El instinto maternal y de defensa de sus crías está muy arraigado entre los animales. Es prácticamente imposible encontrar algún animal salvaje que no intente defender a sus crías o cachorros haciendo todo lo que pueda para evitar que sufran algún percance.
Hace pocos días fui a Villafáfila a dar una vuelta y allí, en la carretera que va desde Otero de Sariegos hasta la principal que se dirige a Villafáfila, me cruzó una familia de avocetas, cosa rara ya que normalmente no crían allí. Lo mas característico de estas aves es su fino pico curvado hacia arriba que utilizan para alimentarse, ya que con esa peculiar forma van recorriendo la superficie del agua en busca de comida.

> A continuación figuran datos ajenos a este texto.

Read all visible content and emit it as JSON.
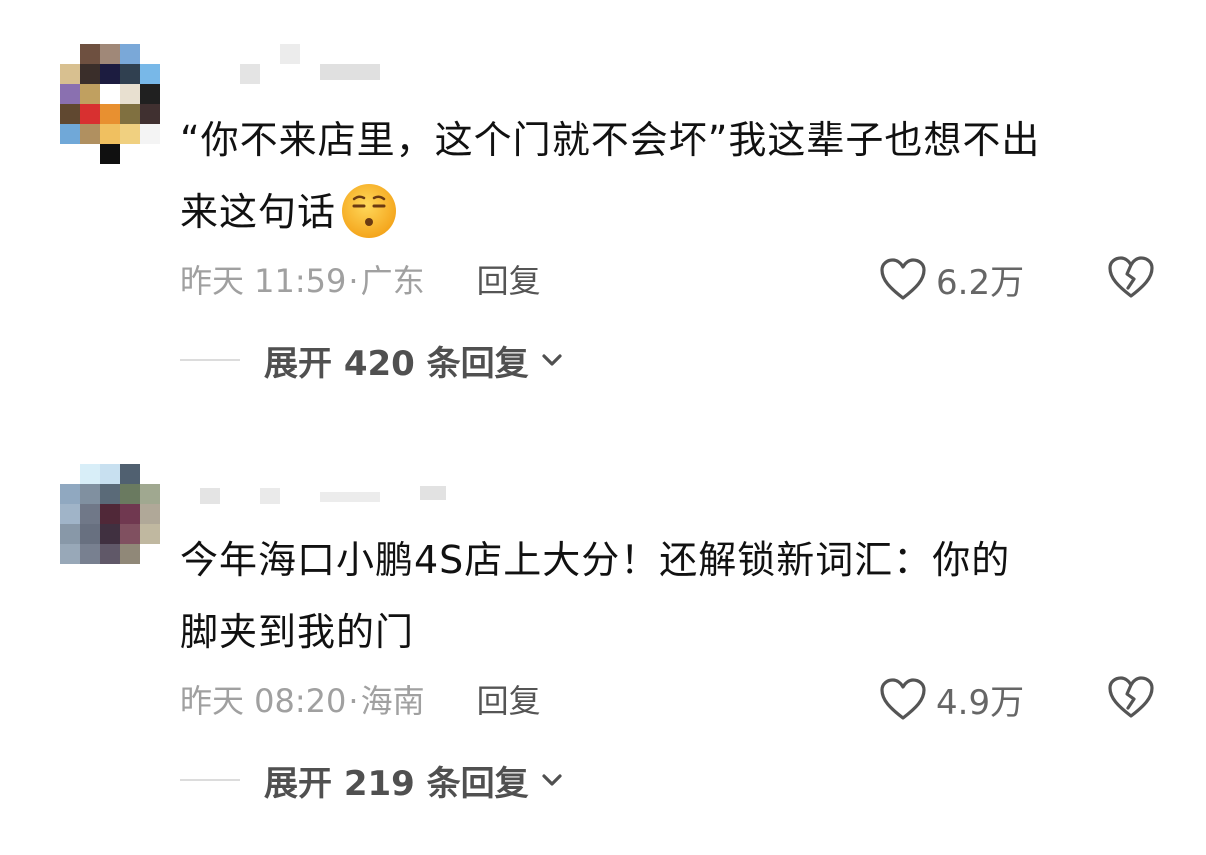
{
  "comments": [
    {
      "text_line1": "“你不来店里，这个门就不会坏”我这辈子也想不出",
      "text_line2": "来这句话",
      "time": "昨天 11:59",
      "location": "广东",
      "reply_label": "回复",
      "likes": "6.2万",
      "expand_label": "展开 420 条回复"
    },
    {
      "text_line1": "今年海口小鹏4S店上大分！还解锁新词汇：你的",
      "text_line2": "脚夹到我的门",
      "time": "昨天 08:20",
      "location": "海南",
      "reply_label": "回复",
      "likes": "4.9万",
      "expand_label": "展开 219 条回复"
    }
  ],
  "separator": "·",
  "icons": {
    "like": "heart-outline-icon",
    "dislike": "broken-heart-icon",
    "expand": "chevron-down-icon",
    "emoji": "dizzy-face-emoji"
  },
  "colors": {
    "text": "#111111",
    "meta": "#a0a0a0",
    "action": "#555555"
  }
}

Eran los adultos con 3 minúsculos pollos que los seguían a todos los lados. Ante mi presencia se dividieron quedando un adulto con una cría, a la derecha, en el agua y, el otro adulto, con 2 crías, a la izquierda. El de la izquierda estaba desesperado y decidió tirar carretera adelante por el borde. Su objetivo era cruzar pero no se atrevía y sus indefensos pollitos lo seguían chillando ante la desesperación de su progenitor que para tranquilizarlos se paraba, se tumbaba y estos acudían rápidamente a meterse debajo de su cuerpo buscando amparo.
La situación se volvió peligrosa ya que un milano negro se dio rápidamente cuenta de lo que estaba sucediendo. La avoceta, era la hembra, ya que tenía el pico un poco mas corto, estaba cada vez mas nerviosa y yo pretendía hacer que cruzaran a la seguridad de la laguna, al lado derecho. Cuanto mas me acercaba, mas se alejaba. Decidí parar. El milano veía una gran oportunidad y no lo dudó pero la avoceta reaccionó de una manera increíble. Se fue a por él con un vuelo directo que dejó helado al milano y sin capacidad de reacción. El milano ante el insistente ataque de la avoceta, se fue.
En otra ocasión una cierva me impresionó por su paciencia, ternura y ánimo constante que le daba a su pequeño cervatillo. Una cierva y su cría, de unos 3 ó 4 meses, cruzaban un camino cercano a Puebla de Sanabria. La madre, al verme, aceleró el paso y subió por una zona empinada de matorral muy espeso. Al subir, la cierva se dio cuenta de que su pequeño no podía. La hembra no paraba de animarle a subir con suaves y tiernos balidos que hacían que la pequeña cría lo intentara una y otra vez, siempre con el fracaso como resultado. La cierva no se movía de allí y animaba constantemente a su pequeño. Trascurrido un buen rato de múltiples intentos, consiguió subir por un pequeño caminito que la hembra había hecho golpeando con sus patas delanteras el terraplen. Seguramente no me considerara una gran amenaza ya que si hubiera sido un depredador hubiera bajado a defender a su cría con vehemencia.
Hace pocos días, en una terraza de un bar, en Toro, mientras tomábamos algo, me fijé en un gorrión que tenía una actitud curiosa. Se agachaba. Movía las alas como temblando. Agachaba la cabeza un poco y pedía y pedía. Tenía hambre. Era un pollo que ya volaba pero seguía a sus padres por todos lados, pidiendo comida. Y ahí estaba el objeto de sus deseos. Un generoso trozo de chorizo al cual llegó la madre y, con una increíble suavidad y ternura, le fue dando, poco a poco, piquito a piquito, pequeños trocitos. Al rato apareció otra cría que también quería participar en el festín. Entonces llegó el macho y, con igual suavidad, le fue dando de comer al otro pollo. Mientras ellos comían les tiraba fotos entre las sillas ante la insistencia de mis compañeros que, no entendían, que estuviese allí, agachado, haciendo fotos, a lo que para ellos eran unos simples pájaros.